The show “stopped working” because it was time for a commercial break. My children didn’t know what a commercial was. At our house we don’t have regular TV. We subscribe to Netflix and Amazon so it is basically watching TV shows that have been recorded. There are no commercials. It was a comical moment, and also a good reminder that they live in a different reality than I do. And don’t we all?

Never before have the populations of developed nations been more segmented. At a recent conference I attended, one of the keynotes talked about just how insulated we are from one another, as countries, as communities, and as individuals. We are all creating our own realities.


In the ’60s most homes had two parents, one worked and one stayed home with children. Dinners were family-style and after dinner the whole family would gather around the household’s only TV and watch programming that was family-oriented. News came from the newspaper, radio, and only a handful of TV news outlets. Everyone heard pretty much the same news and saw the same TV commercials.

In the 1980s, nuclear family boundaries were different. Both parents of a household most likely worked outside the home, children spent more time in daycare or at after-school programs. Information came from multiple sources including newspapers, cable and satellite TV which offered many options for news — so many options that you could pick a favorite.

Today the amount of information available to each individual with Internet access is overwhelming. We can watch TV or not. We can watch only our favorite sitcoms on Netflix, never see commercials and never watch any news. We can narrow our social media feeds to only those things we find enjoyable. Even satellite radio allows us to switch to our favorite genre of music so we no longer have to sit through anything we don’t like. Not only can you pick your favorite places to learn what is going on in the world, but you can also choose what not to be exposed to.

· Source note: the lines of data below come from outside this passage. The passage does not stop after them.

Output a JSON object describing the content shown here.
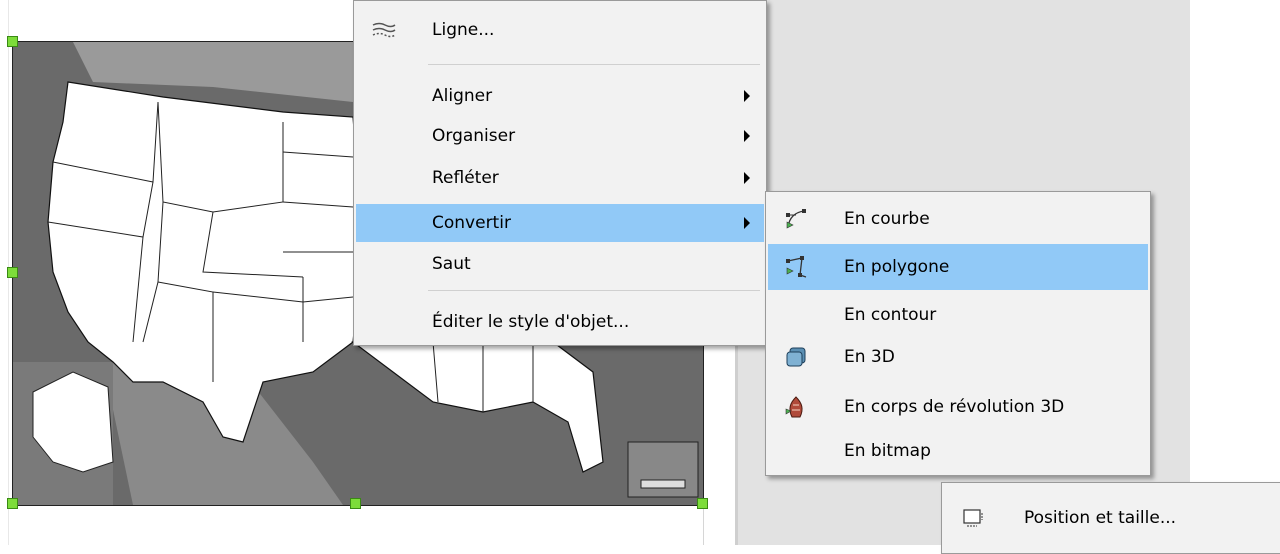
{
  "context_menu": {
    "items": [
      {
        "label": "Ligne...",
        "icon": "line-style-icon"
      },
      {
        "label": "Aligner",
        "submenu": true
      },
      {
        "label": "Organiser",
        "submenu": true
      },
      {
        "label": "Refléter",
        "submenu": true
      },
      {
        "label": "Convertir",
        "submenu": true,
        "highlighted": true
      },
      {
        "label": "Saut"
      },
      {
        "label": "Éditer le style d'objet..."
      }
    ]
  },
  "convert_submenu": {
    "items": [
      {
        "label": "En courbe",
        "icon": "bezier-curve-icon"
      },
      {
        "label": "En polygone",
        "icon": "polygon-icon",
        "highlighted": true
      },
      {
        "label": "En contour"
      },
      {
        "label": "En 3D",
        "icon": "cube-3d-icon"
      },
      {
        "label": "En corps de révolution 3D",
        "icon": "rotation-object-icon"
      },
      {
        "label": "En bitmap"
      }
    ]
  },
  "lower_menu": {
    "items": [
      {
        "label": "Position et taille...",
        "icon": "position-size-icon"
      }
    ]
  },
  "colors": {
    "highlight": "#91c9f7",
    "menu_bg": "#f2f2f2",
    "handle": "#7ddc3a",
    "map_bg": "#6e6e6e",
    "map_land": "#ffffff"
  }
}
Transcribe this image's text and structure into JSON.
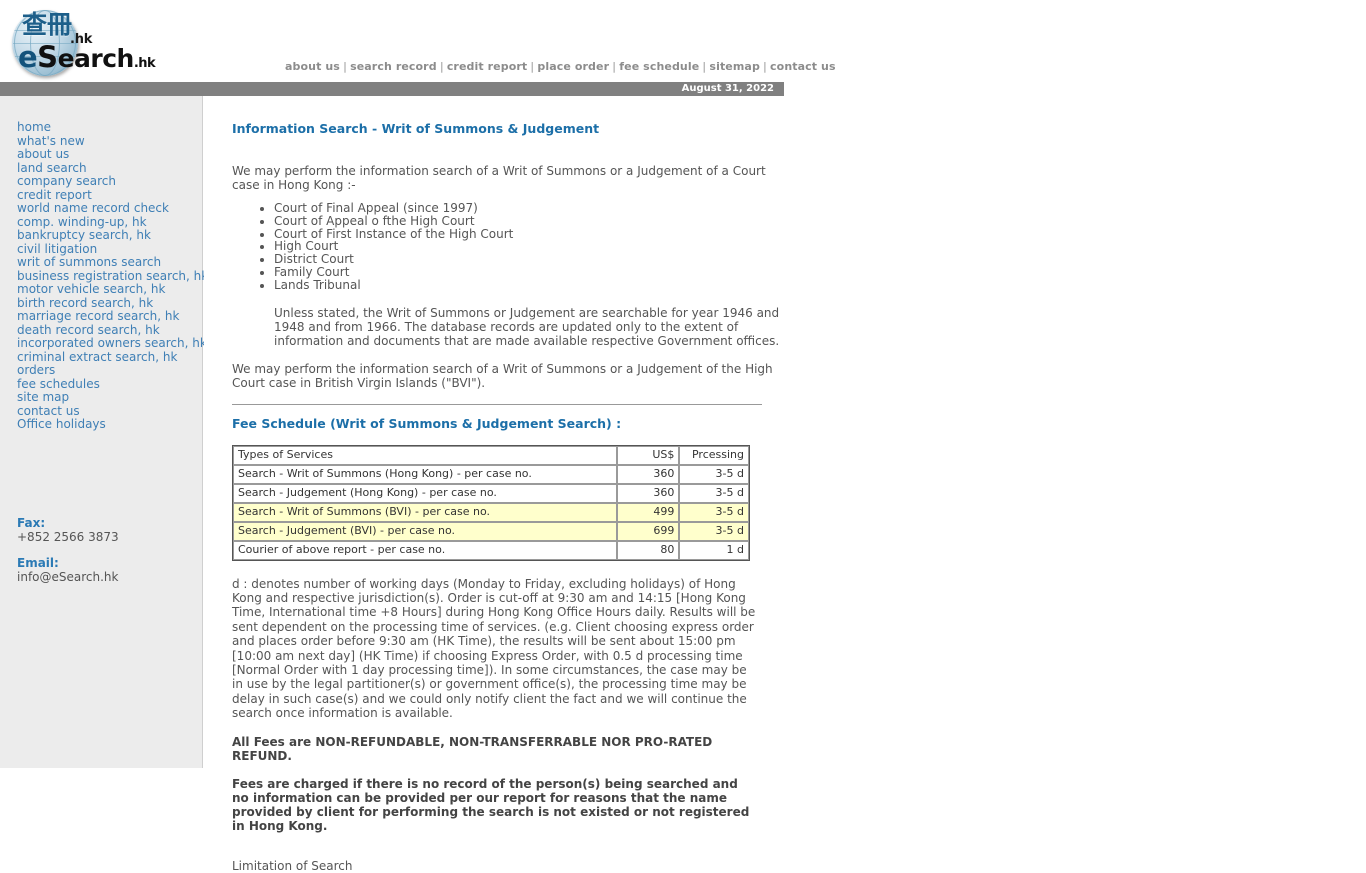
{
  "header": {
    "logo": {
      "cjk": "查冊",
      "hk_suffix": ".hk",
      "wordmark_e": "e",
      "wordmark_s": "S",
      "wordmark_rest": "earch",
      "wordmark_suffix": ".hk"
    },
    "nav": [
      {
        "label": "about us"
      },
      {
        "label": "search record"
      },
      {
        "label": "credit report"
      },
      {
        "label": "place order"
      },
      {
        "label": "fee schedule"
      },
      {
        "label": "sitemap"
      },
      {
        "label": "contact us"
      }
    ],
    "separator": "|",
    "date": "August 31, 2022"
  },
  "sidebar": {
    "items": [
      {
        "label": "home"
      },
      {
        "label": "what's new"
      },
      {
        "label": "about us"
      },
      {
        "label": "land search"
      },
      {
        "label": "company search"
      },
      {
        "label": "credit report"
      },
      {
        "label": "world name record check"
      },
      {
        "label": "comp. winding-up, hk"
      },
      {
        "label": "bankruptcy search, hk"
      },
      {
        "label": "civil litigation"
      },
      {
        "label": "writ of summons search"
      },
      {
        "label": "business registration search, hk"
      },
      {
        "label": "motor vehicle search, hk"
      },
      {
        "label": "birth record search, hk"
      },
      {
        "label": "marriage record search, hk"
      },
      {
        "label": "death record search, hk"
      },
      {
        "label": "incorporated owners search, hk"
      },
      {
        "label": "criminal extract search, hk"
      },
      {
        "label": "orders"
      },
      {
        "label": "fee schedules"
      },
      {
        "label": "site map"
      },
      {
        "label": "contact us"
      },
      {
        "label": "Office holidays"
      }
    ],
    "contact": {
      "fax_label": "Fax:",
      "fax_value": "+852 2566 3873",
      "email_label": "Email:",
      "email_value": "info@eSearch.hk"
    }
  },
  "main": {
    "title": "Information Search - Writ of Summons & Judgement",
    "intro": "We may perform the information search of a Writ of Summons or a Judgement of a Court case in Hong Kong :-",
    "courts": [
      {
        "label": "Court of Final Appeal (since 1997)"
      },
      {
        "label": "Court of Appeal o fthe High Court"
      },
      {
        "label": "Court of First Instance of the High Court"
      },
      {
        "label": "High Court"
      },
      {
        "label": "District Court"
      },
      {
        "label": "Family Court"
      },
      {
        "label": "Lands Tribunal"
      }
    ],
    "note_years": "Unless stated, the Writ of Summons or Judgement are searchable for year 1946 and 1948 and from 1966. The database records are updated only to the extent of information and documents that are made available respective Government offices.",
    "bvi_paragraph": "We may perform the information search of a Writ of Summons or a Judgement of the High Court case in British Virgin Islands (\"BVI\").",
    "fee_title": "Fee Schedule (Writ of Summons & Judgement Search) :",
    "fee_table": {
      "headers": {
        "service": "Types of Services",
        "price": "US$",
        "processing": "Prcessing"
      },
      "rows": [
        {
          "service": "Search - Writ of Summons (Hong Kong) - per case no.",
          "price": "360",
          "processing": "3-5 d",
          "highlight": false
        },
        {
          "service": "Search - Judgement (Hong Kong) - per case no.",
          "price": "360",
          "processing": "3-5 d",
          "highlight": false
        },
        {
          "service": "Search - Writ of Summons (BVI) - per case no.",
          "price": "499",
          "processing": "3-5 d",
          "highlight": true
        },
        {
          "service": "Search - Judgement (BVI) - per case no.",
          "price": "699",
          "processing": "3-5 d",
          "highlight": true
        },
        {
          "service": "Courier of above report - per case no.",
          "price": "80",
          "processing": "1 d",
          "highlight": false
        }
      ]
    },
    "processing_note": "d : denotes number of working days (Monday to Friday, excluding holidays) of Hong Kong and respective jurisdiction(s). Order is cut-off at 9:30 am and 14:15 [Hong Kong Time, International time +8 Hours] during Hong Kong Office Hours daily. Results will be sent dependent on the processing time of services. (e.g. Client choosing express order and places order before 9:30 am (HK Time), the results will be sent about 15:00 pm [10:00 am next day] (HK Time) if choosing Express Order, with 0.5 d processing time [Normal Order with 1 day processing time]). In some circumstances, the case may be in use by the legal partitioner(s) or government office(s), the processing time may be delay in such case(s) and we could only notify client the fact and we will continue the search once information is available.",
    "fees_nonrefundable": "All Fees are NON-REFUNDABLE, NON-TRANSFERRABLE NOR PRO-RATED REFUND.",
    "fees_charged": "Fees are charged if there is no record of the person(s) being searched and no information can be provided per our report for reasons that the name provided by client for performing the search is not existed or not registered in Hong Kong.",
    "limitation_heading": "Limitation of Search"
  },
  "colors": {
    "link": "#3f7fb5",
    "heading": "#1c6fa8",
    "datebar_bg": "#808080",
    "sidebar_bg": "#ececec",
    "highlight_row": "#ffffcc"
  }
}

That is the key. We have incredibly sophisticated ways choose what we don’t want. Don’t like what you’re seeing on the news programs? Then don’t turn to those channels, don’t follow them on Facebook, and don’t talk to your friends about it. There. Done. If you never see it, does it really exist in your life anymore?

Coming up in line behind this is another choice. People are choosing what they want to believe, not putting the work into determining whether or not it is truthful. For example, there are people in the world right now who believe the Earth is flat. There are so many people who believe this that they held a convention in North Carolina last year.

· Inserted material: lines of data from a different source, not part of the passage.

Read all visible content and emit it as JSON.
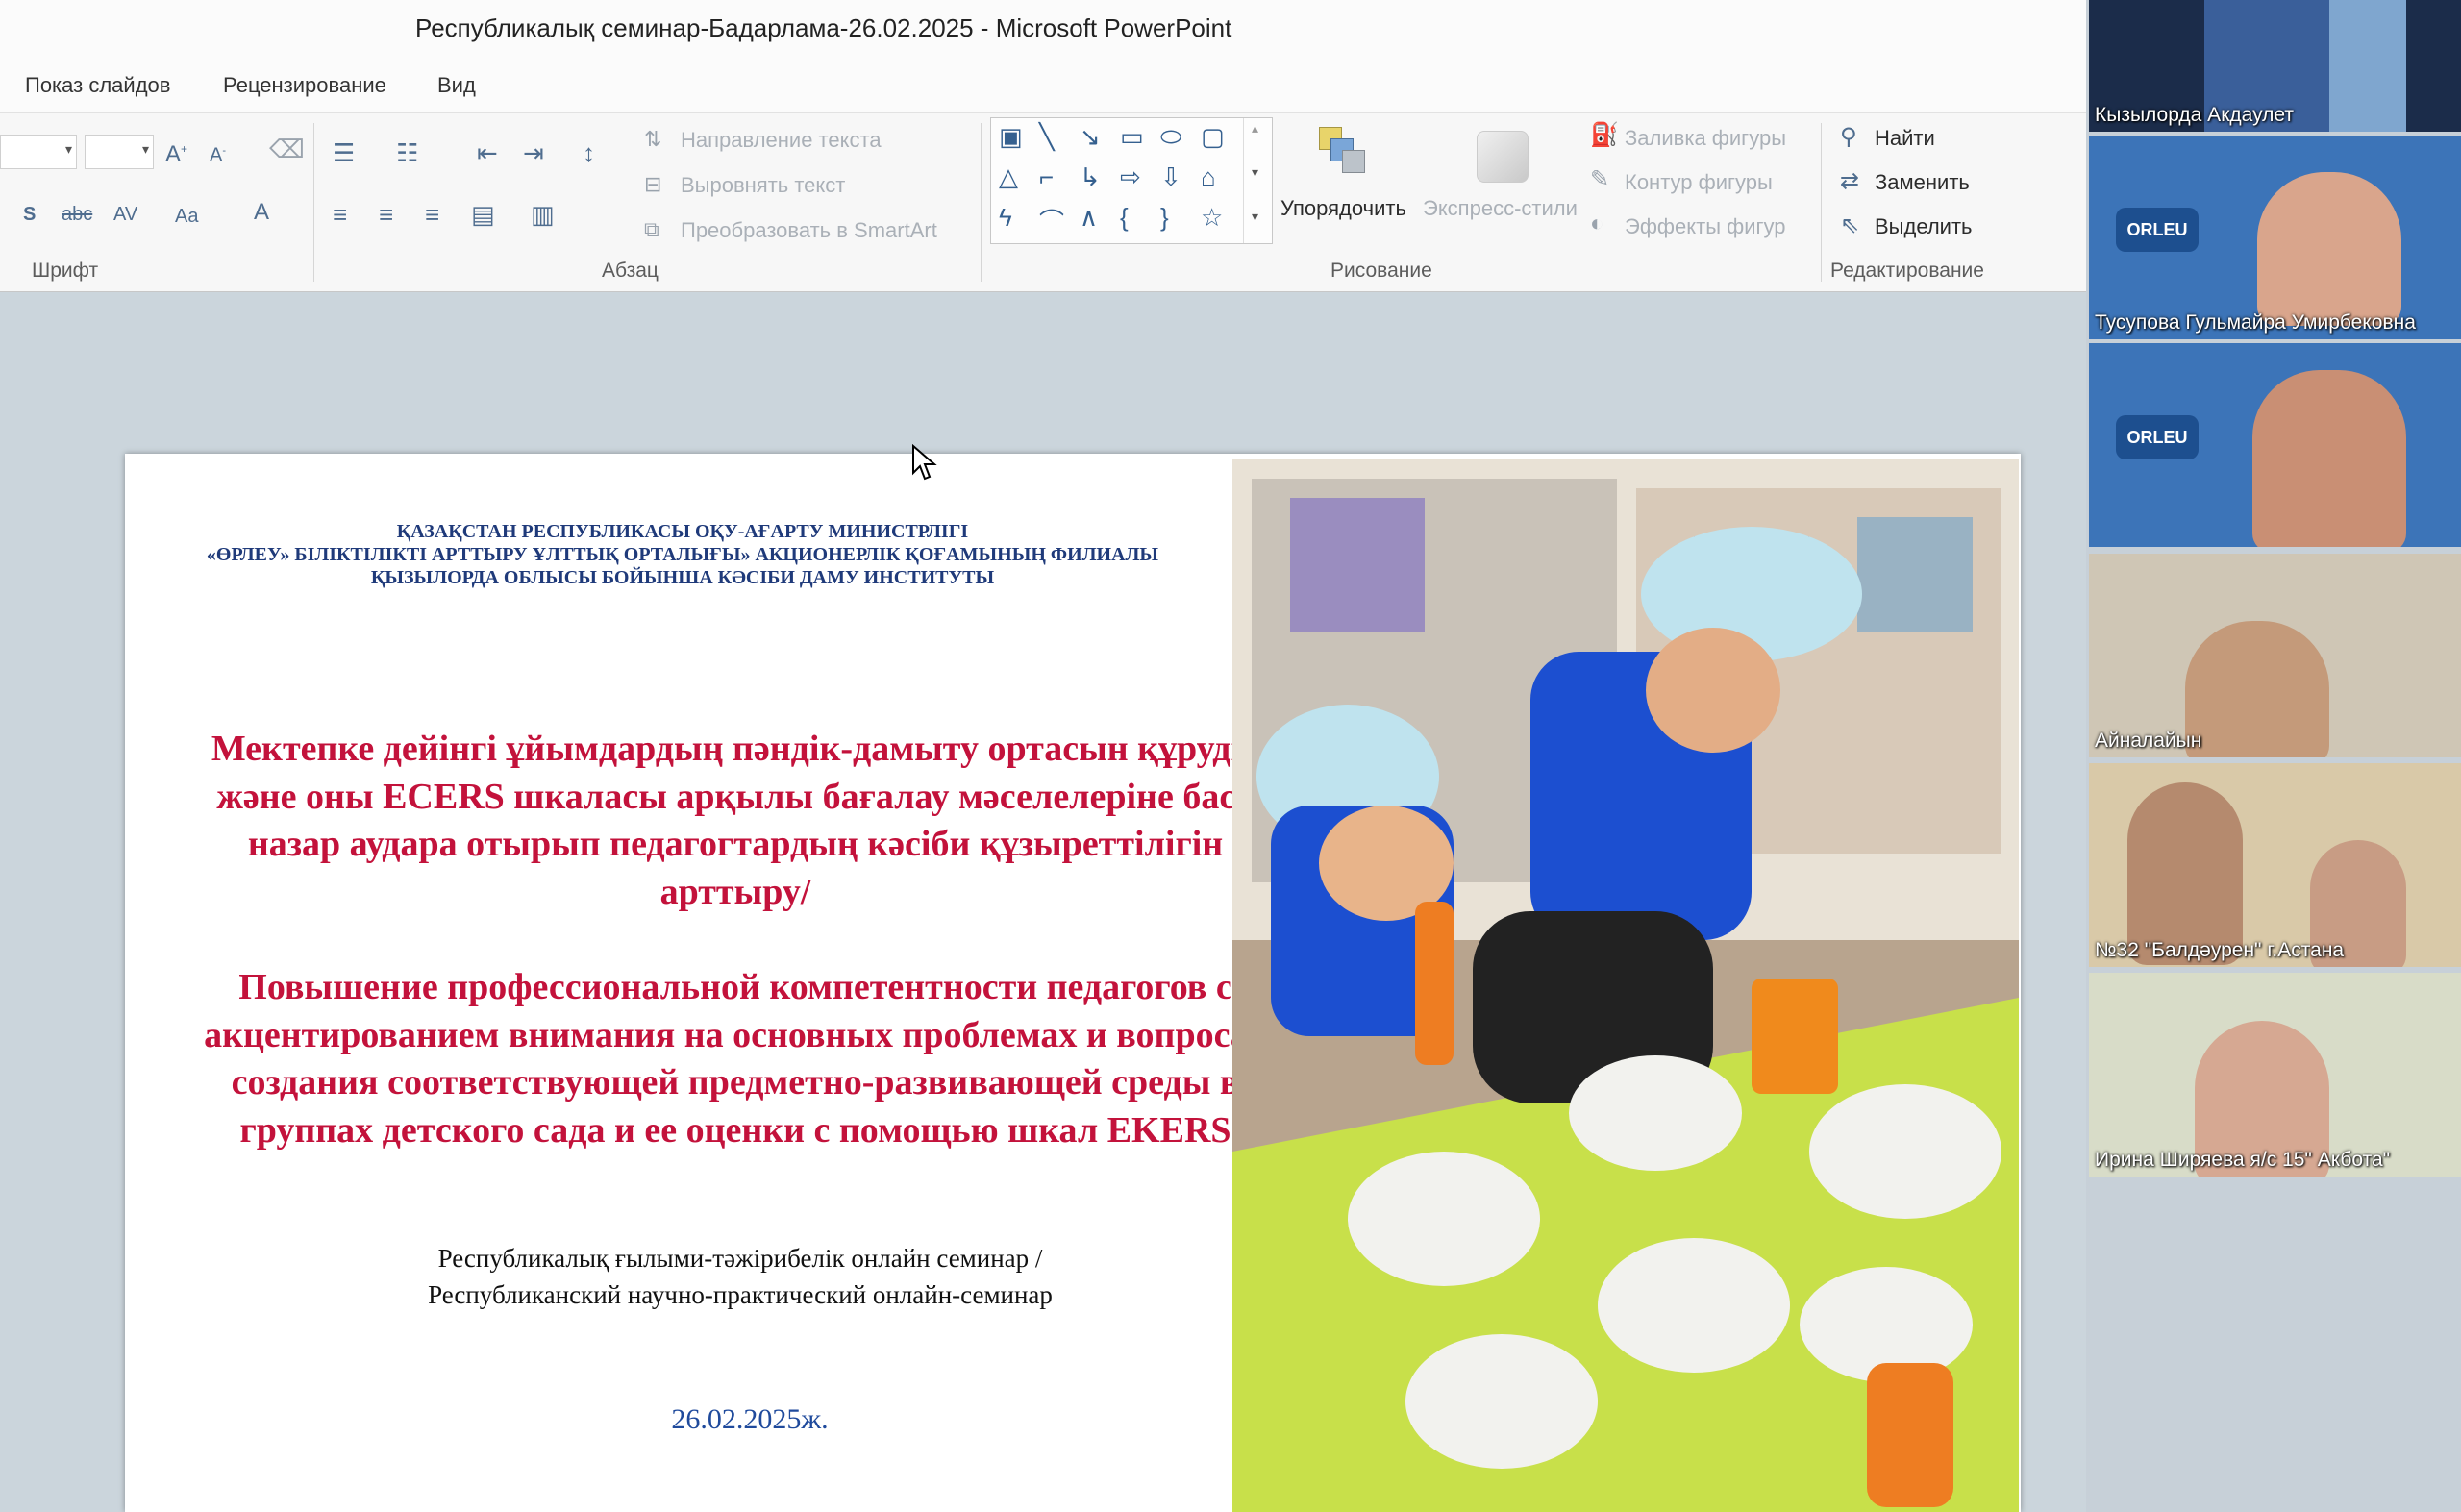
{
  "window": {
    "title": "Республикалық семинар-Бадарлама-26.02.2025  -  Microsoft PowerPoint"
  },
  "menu": {
    "items": [
      "Показ слайдов",
      "Рецензирование",
      "Вид"
    ]
  },
  "ribbon": {
    "groups": {
      "font": "Шрифт",
      "paragraph": "Абзац",
      "drawing": "Рисование",
      "editing": "Редактирование"
    },
    "paragraph": {
      "text_direction": "Направление текста",
      "align_text": "Выровнять текст",
      "smartart": "Преобразовать в SmartArt"
    },
    "drawing": {
      "arrange": "Упорядочить",
      "quick_styles": "Экспресс-стили",
      "shape_fill": "Заливка фигуры",
      "shape_outline": "Контур фигуры",
      "shape_effects": "Эффекты фигур"
    },
    "editing": {
      "find": "Найти",
      "replace": "Заменить",
      "select": "Выделить"
    }
  },
  "slide": {
    "header_lines": [
      "ҚАЗАҚСТАН РЕСПУБЛИКАСЫ ОҚУ-АҒАРТУ МИНИСТРЛІГІ",
      "«ӨРЛЕУ» БІЛІКТІЛІКТІ АРТТЫРУ ҰЛТТЫҚ ОРТАЛЫҒЫ» АКЦИОНЕРЛІК ҚОҒАМЫНЫҢ ФИЛИАЛЫ",
      "ҚЫЗЫЛОРДА ОБЛЫСЫ БОЙЫНША КӘСІБИ ДАМУ ИНСТИТУТЫ"
    ],
    "title_kz": "Мектепке дейінгі ұйымдардың пәндік-дамыту ортасын құруды және оны ECERS шкаласы арқылы бағалау мәселелеріне баса назар аудара отырып педагогтардың кәсіби құзыреттілігін арттыру/",
    "title_ru": "Повышение профессиональной компетентности педагогов с акцентированием внимания на основных проблемах и вопросах создания соответствующей предметно-развивающей среды в группах детского сада и ее оценки с помощью шкал EKERS",
    "seminar_kz": "Республикалық ғылыми-тәжірибелік онлайн семинар /",
    "seminar_ru": "Республиканский научно-практический онлайн-семинар",
    "date": "26.02.2025ж."
  },
  "participants": [
    {
      "name": "Кызылорда Акдаулет",
      "badge": ""
    },
    {
      "name": "Тусупова Гульмайра Умирбековна",
      "badge": "ORLEU"
    },
    {
      "name": "",
      "badge": "ORLEU"
    },
    {
      "name": "Айналайын",
      "badge": ""
    },
    {
      "name": "№32 \"Балдәурен\" г.Астана",
      "badge": ""
    },
    {
      "name": "Ирина Ширяева я/с 15\" Акбота\"",
      "badge": ""
    }
  ]
}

Running alongside this, marketing research has never been more sophisticated. Marketing data can be gleaned and segmented in an infinite number of ways. Marketing firms can determine who amongst audiences are conservatives who support Trump, and who are conservatives who don’t support Trump. They know where each segment of this group gets their news, shops for clothing, what brands of products they buy, and so forth. As a result, you are shown advertising and news that fits your interests. As this technology gets more sophisticated, the less chance there is for us to stumble across something we don’t like.

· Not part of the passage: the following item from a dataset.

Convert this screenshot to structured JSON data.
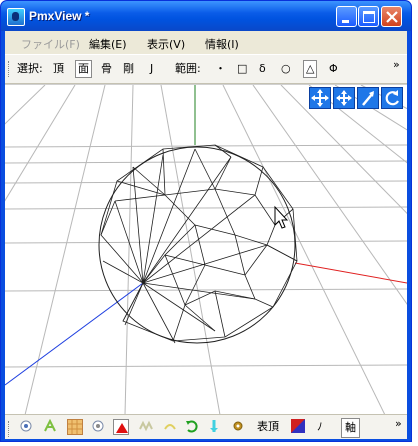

While we’ve never had more opportunity to connect, our individual worlds are becoming very small. The general population seems jaded and disenfranchised. People are less accepting of others who have differing opinions. In many cases, conversations are not even possible because people have already made up their minds to not listen. Each person coming to a conversation is coming with a different set of filters. If this is recognized and understood, there is a good chance the conversation will have a positive result.

The moral of the story, pause. Understand that each of us lives in a world personally tailored to individual interests, shaped by individual experiences. It’s cliche but I like it. “Practice the pause.” Before responding, before believing, before discarding; practice the pause to see if there is information you may be missing.